Un paso importante fue dado en septiembre del pasado año al crear las vicarías episcopales. Pero no es suficiente. Estas vicarías pretenden ser órganos especializados en determinados campos de la acción pastoral de la diócesis. Pero no suplen ni pueden suplir la obligada acción del obispo, que, de una parte, debe procurar llegar a todos, y, de otra, decidir en última instancia muchísimas cuestiones que por imperativo de las leyes eclesiásticas y las exigencias pastorales llegan hasta él. Lo que la constitución conciliar Lumen Gentium y el decreto Christus Dominus señalan como función peculiar del obispo, vinculado al pleno carácter sacramental y a la especialísima misión que en la Iglesia tiene, constituye un servicio irrenunciable que él debe seguir prestando siempre, por sí mismo unas veces y ayudado otras por obispos auxiliares.
Así pues, hago una llamada a la confianza y al amor fraterno que a todos debe unirnos en el seno de la santa Madre Iglesia. Ninguna de las cuestiones y problemas que tenemos pendientes carece de solución.
Acojo a los obispos nombrados con fraternal amor y confianza.

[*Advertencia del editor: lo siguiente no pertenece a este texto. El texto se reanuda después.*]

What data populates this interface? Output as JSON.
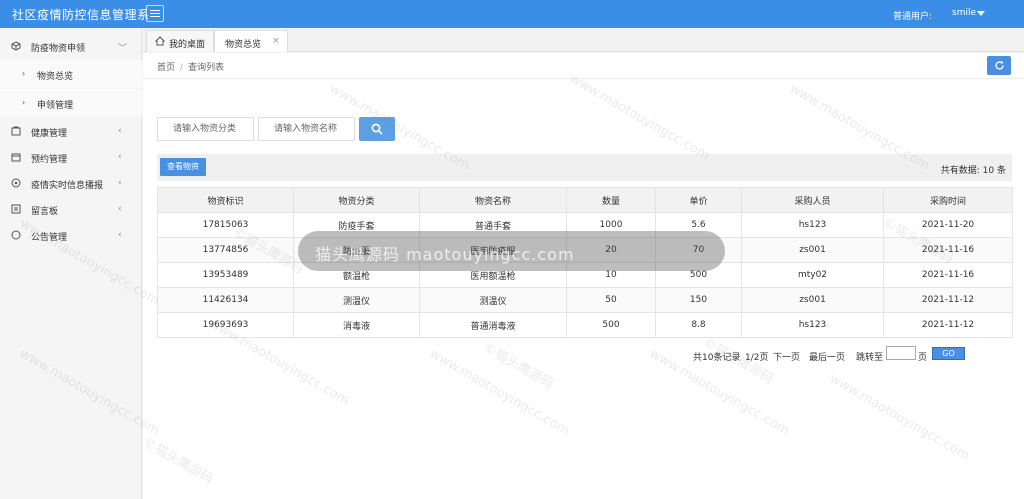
{
  "header": {
    "app_title": "社区疫情防控信息管理系",
    "user_role": "普通用户:",
    "user_name": "smile"
  },
  "sidebar": {
    "items": [
      {
        "label": "防疫物资申领",
        "icon": "cube-icon",
        "expanded": true,
        "children": [
          {
            "label": "物资总览"
          },
          {
            "label": "申领管理"
          }
        ]
      },
      {
        "label": "健康管理",
        "icon": "health-icon"
      },
      {
        "label": "预约管理",
        "icon": "calendar-icon"
      },
      {
        "label": "疫情实时信息播报",
        "icon": "broadcast-icon"
      },
      {
        "label": "留言板",
        "icon": "message-icon"
      },
      {
        "label": "公告管理",
        "icon": "notice-icon"
      }
    ]
  },
  "tabs": [
    {
      "label": "我的桌面",
      "icon": "home-icon"
    },
    {
      "label": "物资总览",
      "active": true,
      "close": "×"
    }
  ],
  "breadcrumb": {
    "home": "首页",
    "sep": "/",
    "current": "查询列表"
  },
  "search": {
    "category_placeholder": "请输入物资分类",
    "name_placeholder": "请输入物资名称"
  },
  "toolbar": {
    "view_label": "查看物资",
    "total_label": "共有数据: 10 条"
  },
  "table": {
    "columns": [
      "物资标识",
      "物资分类",
      "物资名称",
      "数量",
      "单价",
      "采购人员",
      "采购时间"
    ],
    "rows": [
      [
        "17815063",
        "防疫手套",
        "普通手套",
        "1000",
        "5.6",
        "hs123",
        "2021-11-20"
      ],
      [
        "13774856",
        "防疫服",
        "医用防疫服",
        "20",
        "70",
        "zs001",
        "2021-11-16"
      ],
      [
        "13953489",
        "额温枪",
        "医用额温枪",
        "10",
        "500",
        "mty02",
        "2021-11-16"
      ],
      [
        "11426134",
        "测温仪",
        "测温仪",
        "50",
        "150",
        "zs001",
        "2021-11-12"
      ],
      [
        "19693693",
        "消毒液",
        "普通消毒液",
        "500",
        "8.8",
        "hs123",
        "2021-11-12"
      ]
    ]
  },
  "pager": {
    "records": "共10条记录",
    "page": "1/2页",
    "next": "下一页",
    "last": "最后一页",
    "jump": "跳转至",
    "page_unit": "页",
    "go": "GO"
  },
  "watermark": {
    "text": "©猫头鹰源码",
    "url": "www.maotouyingcc.com",
    "center": "猫头鹰源码 maotouyingcc.com"
  },
  "colors": {
    "header": "#3a8ee6",
    "accent": "#4a90e2"
  }
}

Cada uno tendrá una misión concreta y cada zona de la diócesis será particularmente atendida.
Preveo un período de cinco años –los próximos– en que, constituido y en pleno funcionamiento el Consejo Presbiteral, y más tarde el Pastoral, lograda la debida coordinación entre el clero diocesano y las órdenes y congregaciones religiosas, vivificadas las asociaciones de apostolado seglar, devuelta la paz a los espíritus de muchos seglares que hoy se sienten turbados por la explicable y transitoria agitación del momento que vive la Iglesia, podamos entre todos trazar las líneas programáticas de un plan de acción pastoral válido para el conjunto de la diócesis, al cual nos atengamos todos con la debida flexibilidad, conociéndonos, respetándonos y amándonos, conscientes de la diversidad de dones y carismas con que el Espíritu opera sobre las almas, y obedientes a la dirección de la Jerarquía, centro de unidad de la iglesia diocesana, no arbitrario ni artificial, sino querido por Dios mismo, que así ha configurado a su Iglesia.
Es hora de que todos juntos, cada uno conforme a la naturaleza de nuestra propia condición de miembros de la Iglesia, sin confundir ministerios ni servicios, nos esforcemos por prestar nuestra colaboración al Reino de Dios con nuestra acción apostólica externa y con las virtudes interiores exigidas por Jesucristo, procurando en todo momento que la proyección salvadora de la Iglesia sobre el mundo creyente le sea acompañada de una actitud de oración y amor a Dios, más aún, de contemplación, adoración, gratitud y sacrificio puro y silencioso. Trabajar por la unión, a todos los niveles de estas dos actitudes, la de la interioridad, alma de la vida de la Iglesia, y la de la acción apostólica, siempre renovada conforme a las exigencias de los tiempos, ha de ser –repito– nuestro empeño constante en esta nueva etapa de la vida de la diócesis de Barcelona.
1 Véase Anuario Estadístico de España, Madrid, 1968.